Arrivés à Tiong-i, Tengréla, Maninian, Sambatiguila, que j’appellerai marchés à kolas de la première zone, les marchands font scier leur barre de sel en douze morceaux de trois doigts de largeur, que l’on nomme kokotla (de koko, sel en mandé, et tla, de l’arbre ثلاثة ou ثالثة, thélatha, qui est le nombre trois). Cette opération terminée, on achète les paniers et les nattes à l’aide desquelles on doit emballer les kolas ; tout ceci est payé en sel. Là les caravanes s’informent du cours des kolas, et, si leurs ressources ou l’état de leurs animaux le leur permettent, elles poussent plus au sud pour se procurer ce fruit à meilleur compte.
Arrivés sur les marchés de la deuxième zone (zone plus proche des pays de production), à Odjenné, Touté, Kani, Siana ou Sakhala, les marchands du nord s’adressent aux indigènes, qui font tous le métier de courtier. Ce sont ou des Siène-ré ou des Mandé-Dioula ; les premiers paraissent être les autochtones, les seconds n’y sont venus qu’à une époque relativement récente, mais leur autorité s’est affirmée au point que ce sont eux les maîtres réels du pays ; c’est, du reste, ce qui se passe dans toutes les régions où le Mandé-Dioula s’infiltre.
Ces courtiers conviennent avec les marchands du prix du sel et fixent la quantité de kolas qu’ils recevront en échange d’un kokotla (cette fraction de barre de sel étant devenue depuis Tengréla l’unité d’échange).
Le prix du kola varie naturellement avec la variété, la grosseur et surtout la provenance du fruit.
Le kola de Sakhala est le plus gros que l’on connaisse, il est toujours blanc, se conserve très longtemps et, de préférence, est porté à Djenné et à Tombouctou. Ce kola est aussi le plus cher.
Le kola d’une grosseur moyenne, rouge ou blanc, se trouve surtout à Kani, Siana et Touté, il est également recherché, particulièrement le rouge.

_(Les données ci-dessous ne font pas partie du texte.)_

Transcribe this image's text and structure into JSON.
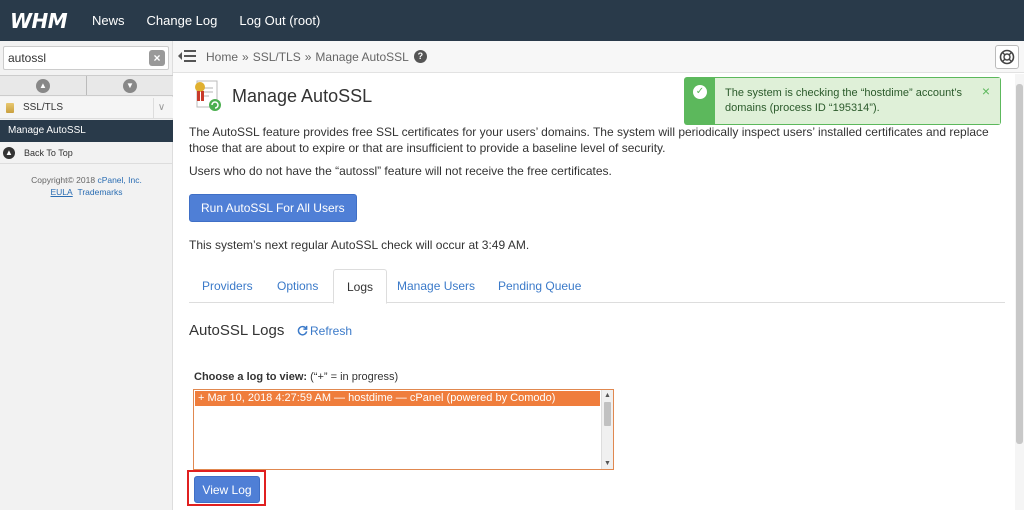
{
  "app": {
    "logo": "WHM"
  },
  "topnav": {
    "news": "News",
    "changelog": "Change Log",
    "logout": "Log Out (root)"
  },
  "sidebar": {
    "search_value": "autossl",
    "category": "SSL/TLS",
    "active_item": "Manage AutoSSL",
    "back_to_top": "Back To Top",
    "copyright_prefix": "Copyright© 2018",
    "copyright_link": "cPanel, Inc.",
    "eula": "EULA",
    "trademarks": "Trademarks"
  },
  "breadcrumb": {
    "home": "Home",
    "sep1": "»",
    "section": "SSL/TLS",
    "sep2": "»",
    "current": "Manage AutoSSL",
    "help_icon": "?"
  },
  "page": {
    "title": "Manage AutoSSL",
    "description": "The AutoSSL feature provides free SSL certificates for your users’ domains. The system will periodically inspect users’ installed certificates and replace those that are about to expire or that are insufficient to provide a baseline level of security.",
    "note": "Users who do not have the “autossl” feature will not receive the free certificates.",
    "run_button": "Run AutoSSL For All Users",
    "next_check": "This system’s next regular AutoSSL check will occur at 3:49 AM."
  },
  "tabs": [
    {
      "label": "Providers"
    },
    {
      "label": "Options"
    },
    {
      "label": "Logs"
    },
    {
      "label": "Manage Users"
    },
    {
      "label": "Pending Queue"
    }
  ],
  "logs": {
    "title": "AutoSSL Logs",
    "refresh": "Refresh",
    "choose_label": "Choose a log to view:",
    "choose_hint": "(“+” = in progress)",
    "entries": [
      "+ Mar 10, 2018 4:27:59 AM — hostdime — cPanel (powered by Comodo)"
    ],
    "view_button": "View Log"
  },
  "notice": {
    "text": "The system is checking the “hostdime” account’s domains (process ID “195314”).",
    "close": "×"
  },
  "colors": {
    "topbar": "#293a4a",
    "primary_button": "#4f7fd6",
    "selected_log": "#ef7d3c",
    "success": "#5cb85c",
    "highlight": "#e02020"
  }
}
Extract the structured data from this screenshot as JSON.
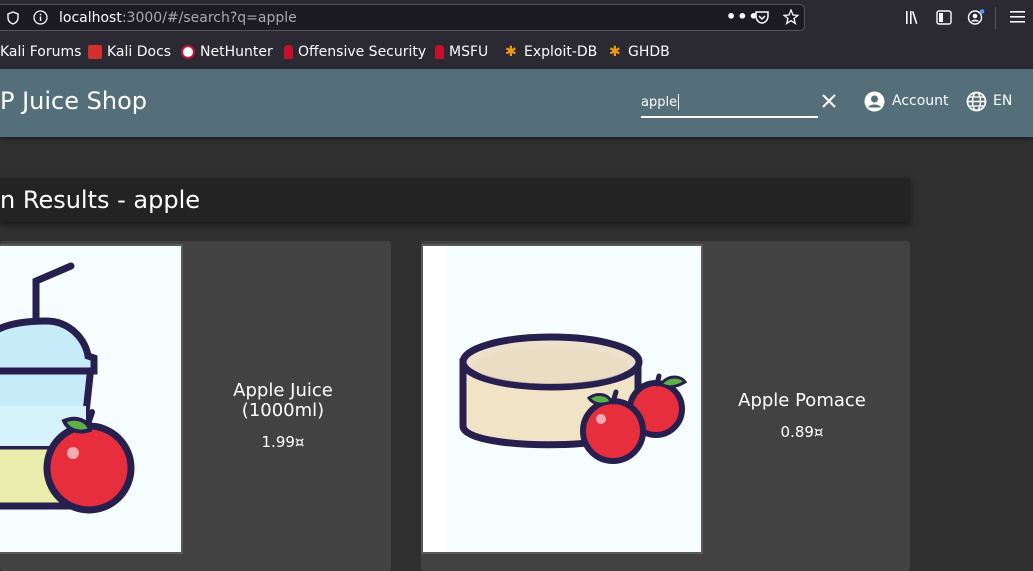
{
  "browser": {
    "url_host": "localhost",
    "url_rest": ":3000/#/search?q=apple",
    "bookmarks": [
      {
        "label": "Kali Forums"
      },
      {
        "label": "Kali Docs"
      },
      {
        "label": "NetHunter"
      },
      {
        "label": "Offensive Security"
      },
      {
        "label": "MSFU"
      },
      {
        "label": "Exploit-DB"
      },
      {
        "label": "GHDB"
      }
    ]
  },
  "header": {
    "title": "P Juice Shop",
    "search_value": "apple",
    "account_label": "Account",
    "language_label": "EN"
  },
  "results": {
    "title": "n Results - apple",
    "products": [
      {
        "name": "Apple Juice (1000ml)",
        "price": "1.99¤"
      },
      {
        "name": "Apple Pomace",
        "price": "0.89¤"
      }
    ]
  },
  "colors": {
    "header_bg": "#546e7a",
    "page_bg": "#303030",
    "card_bg": "#424242",
    "apple_red": "#e62e3d"
  }
}
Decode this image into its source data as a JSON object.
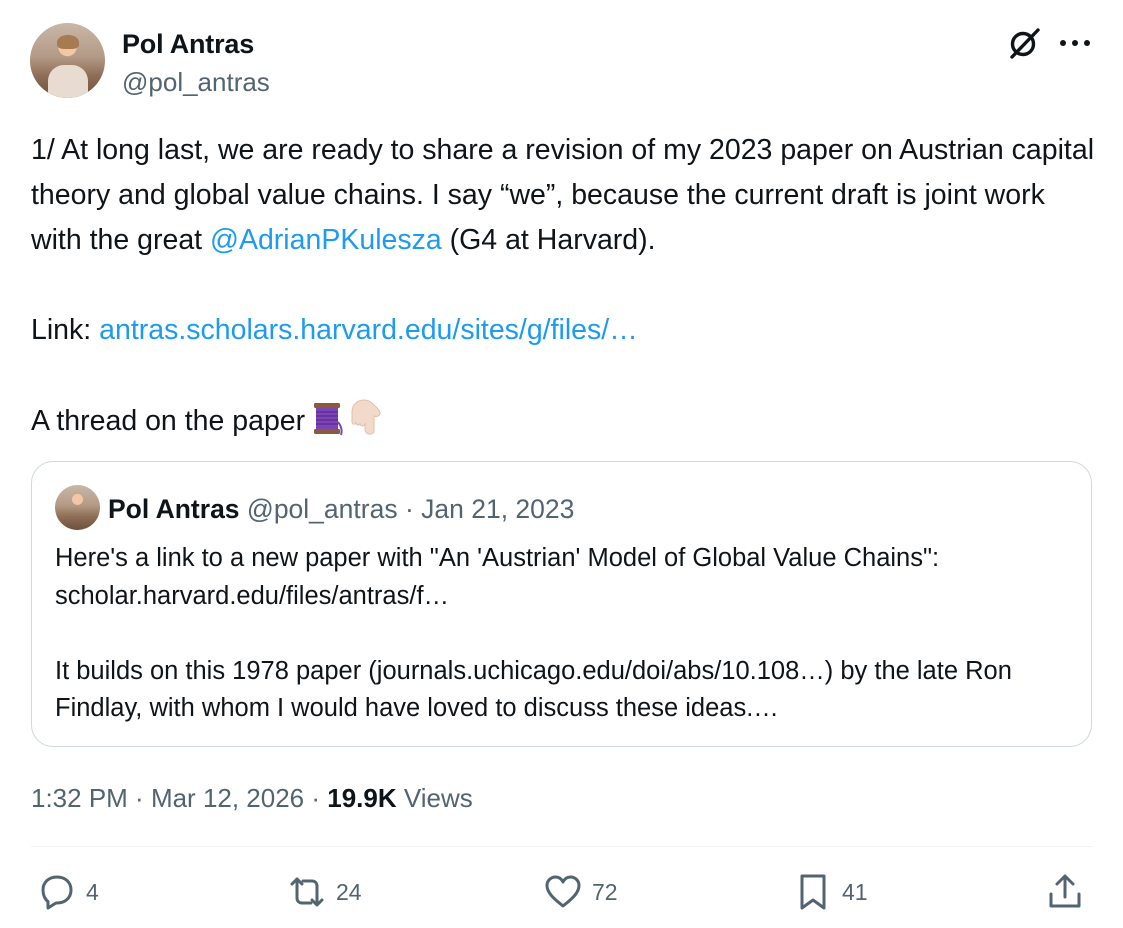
{
  "tweet": {
    "author": {
      "name": "Pol Antras",
      "handle": "@pol_antras"
    },
    "text_before_mention": "1/ At long last, we are ready to share a revision of my 2023 paper on Austrian capital theory and global value chains. I say “we”, because the current draft is joint work with the great ",
    "mention": "@AdrianPKulesza",
    "text_after_mention": " (G4 at Harvard).\n\nLink: ",
    "link": "antras.scholars.harvard.edu/sites/g/files/…",
    "text_thread": "\n\nA thread on the paper",
    "emoji_names": [
      "thread-spool-icon",
      "pointing-down-icon"
    ]
  },
  "quote": {
    "author": {
      "name": "Pol Antras",
      "handle": "@pol_antras"
    },
    "separator": " · ",
    "date": "Jan 21, 2023",
    "text": "Here's a link to a new paper with \"An 'Austrian' Model of Global Value Chains\": scholar.harvard.edu/files/antras/f…\n\nIt builds on this 1978 paper (journals.uchicago.edu/doi/abs/10.108…) by the late Ron Findlay, with whom I would have loved to discuss these ideas.…"
  },
  "meta": {
    "time": "1:32 PM",
    "separator": " · ",
    "date": "Mar 12, 2026",
    "views_count": "19.9K",
    "views_label": " Views"
  },
  "actions": {
    "replies": "4",
    "reposts": "24",
    "likes": "72",
    "bookmarks": "41"
  },
  "colors": {
    "text": "#0f1419",
    "secondary": "#536471",
    "link": "#1d9bf0",
    "border": "#cfd9de"
  }
}
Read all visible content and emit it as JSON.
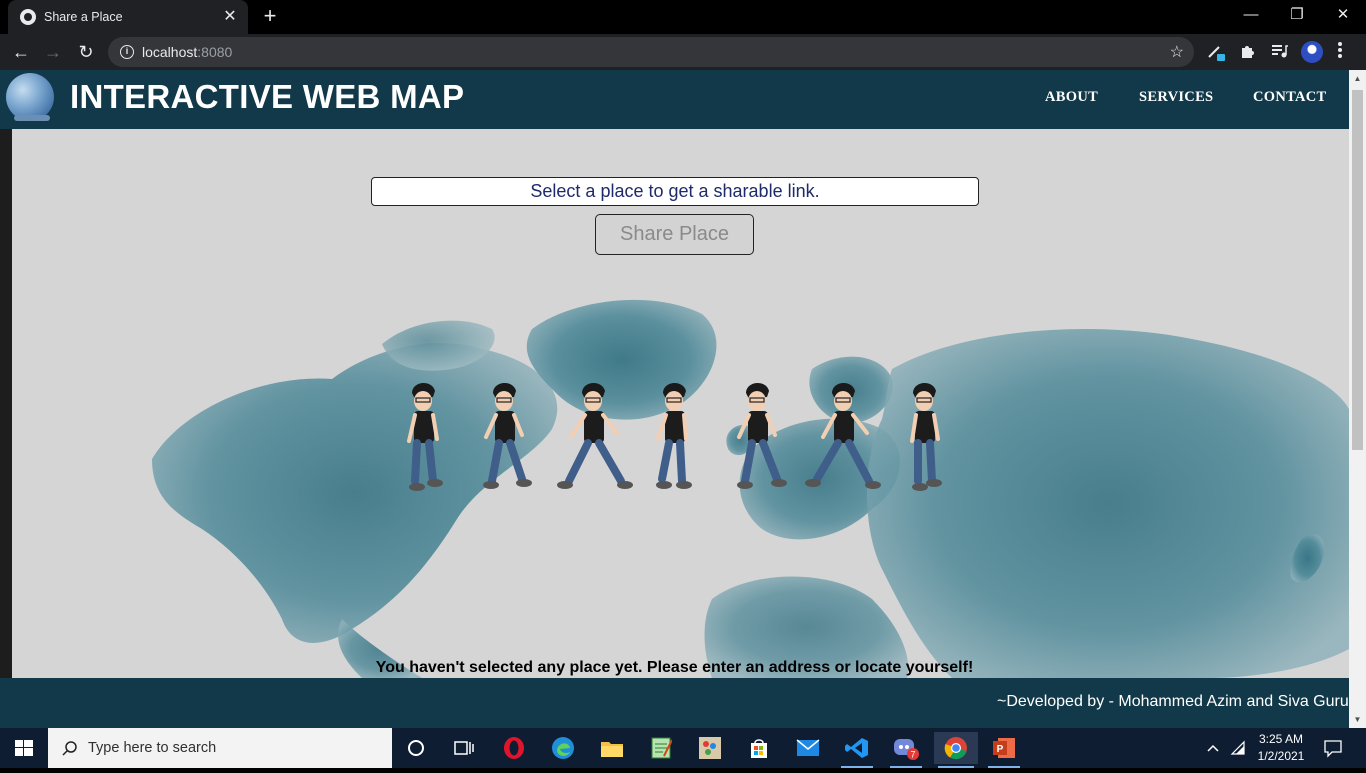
{
  "browser": {
    "tab_title": "Share a Place",
    "tab_close": "✕",
    "new_tab": "+",
    "url_host": "localhost",
    "url_port": ":8080",
    "window_controls": {
      "minimize": "—",
      "restore": "❐",
      "close": "✕"
    }
  },
  "site": {
    "title": "INTERACTIVE WEB MAP",
    "nav": [
      "ABOUT",
      "SERVICES",
      "CONTACT"
    ],
    "address_input": {
      "value": "Select a place to get a sharable link."
    },
    "share_button": "Share Place",
    "status_message": "You haven't selected any place yet. Please enter an address or locate yourself!",
    "footer": "~Developed by - Mohammed Azim and Siva Guru",
    "walking_characters": 7
  },
  "taskbar": {
    "search_placeholder": "Type here to search",
    "time": "3:25 AM",
    "date": "1/2/2021",
    "discord_badge": "7"
  },
  "colors": {
    "header_bg": "#11394a",
    "map_bg": "#d5d5d6",
    "map_land": "#3e7d8c",
    "input_text": "#1f2a6b"
  }
}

Enfin, il existe une autre variété, qui s’achète en majeure partie à Djenné et Tiomakhandougou ; elle est rouge et très petite, on la connaît dans cette partie du Soudan sous le nom de maninian ourou (kola de maninian), parce qu’on en trouve beaucoup sur ce marché.
Le prix du kola, sur ces marchés, varie entre 200 et 600 fruits pour un kokotla. Ce qu’il y a de curieux, dans cette partie du Soudan, c’est que, dès qu’il s’agit de kolas, la première grosse unité est 100 tandis que partout dans les États de Samory elle n’est que de 80. Ces deux nombres portant le même nom, on fait précéder la dénomination commune du mot kémé par le mot ourou (kola) quand il s’agit de kolas, de sorte que l’on dit pour 100 kolas ourou-kémé.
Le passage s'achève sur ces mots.